Note that it is an error to take the cdr of the empty list.

\begin{scheme}
(cdr '((a) b c d))      \ev  (b c d)
(cdr '(1 . 2))          \ev  2
(cdr '())               \ev  \scherror%
\end{scheme}
 
\end{entry}

\begin{entry}{%
\proto{null?}{ obj}{procedure}}

Returns \schtrue{} if \var{obj} is the empty list\mainindex{empty list},
otherwise returns \schfalse.

\end{entry}

\section{Symbols}
\label{symbolsection}

Symbols are objects whose usefulness rests on the fact that two
symbols are identical (in the sense of {\cf eqv?}) if and only if their
names are spelled the same way.  For instance, they can be used
the way enumerated values are used in other languages.

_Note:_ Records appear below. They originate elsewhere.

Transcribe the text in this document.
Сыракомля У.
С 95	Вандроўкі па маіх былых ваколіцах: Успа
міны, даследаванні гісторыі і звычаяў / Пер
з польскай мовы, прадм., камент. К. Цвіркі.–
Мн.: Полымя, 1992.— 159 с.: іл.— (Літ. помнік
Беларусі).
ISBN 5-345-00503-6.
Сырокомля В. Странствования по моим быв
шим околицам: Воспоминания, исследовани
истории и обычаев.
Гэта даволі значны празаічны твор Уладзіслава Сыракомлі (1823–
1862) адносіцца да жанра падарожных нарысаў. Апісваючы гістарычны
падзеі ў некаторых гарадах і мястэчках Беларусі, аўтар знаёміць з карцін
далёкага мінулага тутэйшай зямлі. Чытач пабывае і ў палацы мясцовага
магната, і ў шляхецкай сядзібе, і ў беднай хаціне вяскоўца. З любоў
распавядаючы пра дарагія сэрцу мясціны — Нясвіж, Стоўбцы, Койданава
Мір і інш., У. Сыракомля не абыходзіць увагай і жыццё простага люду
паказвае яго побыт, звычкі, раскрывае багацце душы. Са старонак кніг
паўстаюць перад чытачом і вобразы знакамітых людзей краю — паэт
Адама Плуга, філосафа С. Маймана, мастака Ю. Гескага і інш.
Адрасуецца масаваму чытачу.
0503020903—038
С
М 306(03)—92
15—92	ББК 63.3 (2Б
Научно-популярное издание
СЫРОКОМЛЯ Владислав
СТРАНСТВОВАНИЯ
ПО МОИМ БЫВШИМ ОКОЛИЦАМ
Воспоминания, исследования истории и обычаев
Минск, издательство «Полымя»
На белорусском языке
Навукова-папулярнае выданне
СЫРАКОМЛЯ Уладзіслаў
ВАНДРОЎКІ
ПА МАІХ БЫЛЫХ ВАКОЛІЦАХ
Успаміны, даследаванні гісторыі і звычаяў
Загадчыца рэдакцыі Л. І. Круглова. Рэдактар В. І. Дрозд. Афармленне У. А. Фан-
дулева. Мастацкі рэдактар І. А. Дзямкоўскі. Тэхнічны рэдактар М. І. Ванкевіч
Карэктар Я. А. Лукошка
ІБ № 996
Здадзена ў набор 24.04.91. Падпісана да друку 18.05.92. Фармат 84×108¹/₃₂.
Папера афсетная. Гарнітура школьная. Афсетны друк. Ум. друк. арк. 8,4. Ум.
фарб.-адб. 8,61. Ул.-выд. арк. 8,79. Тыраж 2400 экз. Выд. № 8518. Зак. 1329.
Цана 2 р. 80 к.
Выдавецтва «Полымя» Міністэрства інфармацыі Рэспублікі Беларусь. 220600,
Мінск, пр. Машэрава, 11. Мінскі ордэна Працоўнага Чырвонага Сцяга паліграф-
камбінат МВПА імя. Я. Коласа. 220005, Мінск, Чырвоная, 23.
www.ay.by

\vest The rules for writing a symbol are exactly the same as the rules for
writing an identifier; see sections~\ref{syntaxsection}
and~\ref{identifiersyntax}.

\begin{entry}{%
\proto{symbol?}{ obj}{procedure}}

Returns \schtrue{} if \var{obj} is a symbol, otherwise returns \schfalse.

\begin{scheme}
(symbol? 'foo)          \ev  \schtrue
(symbol? (car '(a b)))  \ev  \schtrue
(symbol? 'nil)          \ev  \schtrue
(symbol? '())           \ev  \schfalse
(symbol? \schfalse)     \ev  \schfalse%
\end{scheme}
\end{entry}

\section{Control features}
\label{proceduresection}

\begin{entry}{%
\proto{procedure?}{ obj}{procedure}}

Returns \schtrue{} if \var{obj} is a procedure, otherwise returns \schfalse.

\begin{scheme}
(procedure? car)            \ev  \schtrue
(procedure? 'car)           \ev  \schfalse
(procedure? (lambda (x) (* x x)))   
                            \ev  \schtrue
(procedure? '(lambda (x) (* x x)))  
                            \ev  \schfalse
\end{scheme}

\end{entry}

\begin{entry}{%
\proto{apply}{ proc args}{procedure}}

The {\cf apply} procedure calls \var{proc} with the elements of the list
\var{args} as the actual
arguments.

\begin{scheme}
(apply + '(3 4))              \ev  7

(define compose
  (lambda (f g)
    (lambda args
      (f (apply g args)))))

((compose - *) 3 4)              \ev  -12%
\end{scheme}
\end{entry}

\section{Input and output}

Pico Scheme allows output to a character device. Input is not
specified in this report but an implementation may be extended to
support input. Since expressions are side-effect free, standard Pico
Scheme programs should not perform input or output from expressions
and implementations may require that input or output from them is an
error.  Output is only required to be allowed at the outermost level
of a program.

\begin{rationale}
  Implementations may choose to allow input and output (IO) from
  expressions (like \rsevenrs\ allows) or choose to forbid it.  An
  implementation that forbids IO side-effects in expressions but
  wishes to allow IO in places besides the outermost level would
  likely need to extend Scheme in a way that is not compatible with
  \rsevenrs.

  For example, an implementation could add a command type that allowed
  IO, and syntax to create it and then allow {\cf (define displayline
    (delta (x) (display x) (newline)))} to define a new command {\cf
    displayline}.

  Implementations could add a non-expression {\cf do} that allows
  IO inside it, similar to \rsevenrs's {\cf do} to support more
  flexible IO while remaining a subset of \rsevenrs.

  Besides {\cf display} and {\cf newline}, implementations could add
  {\cf write-u8}, {\cf (define} \hyper{indentifier} {\cf (read))}, and
  {\cf (define} \hyper{identifier} {\cf (read-u8))} to the outermost
  level to support more IO. Other IO from \rsevenrs{} can be added if
  string, char or port types are added.
\end{rationale}

\subsection{Output}
\label{outputsection}

\begin{entry}{%
\proto{display}{ obj}{input or output}
}

Writes a representation of \var{obj} to the textual output.  For
booleans, nulls, numbers and symbols, and pairs containing these, this
should be an external representation of the object.  Returns an
unspecified value.

\end{entry}

\begin{entry}{%
\proto{newline}{}{input or output}
}

Writes an end of line to textual output.  Exactly how this
is done differs
from one operating system to another. Returns an unspecified value.

\end{entry}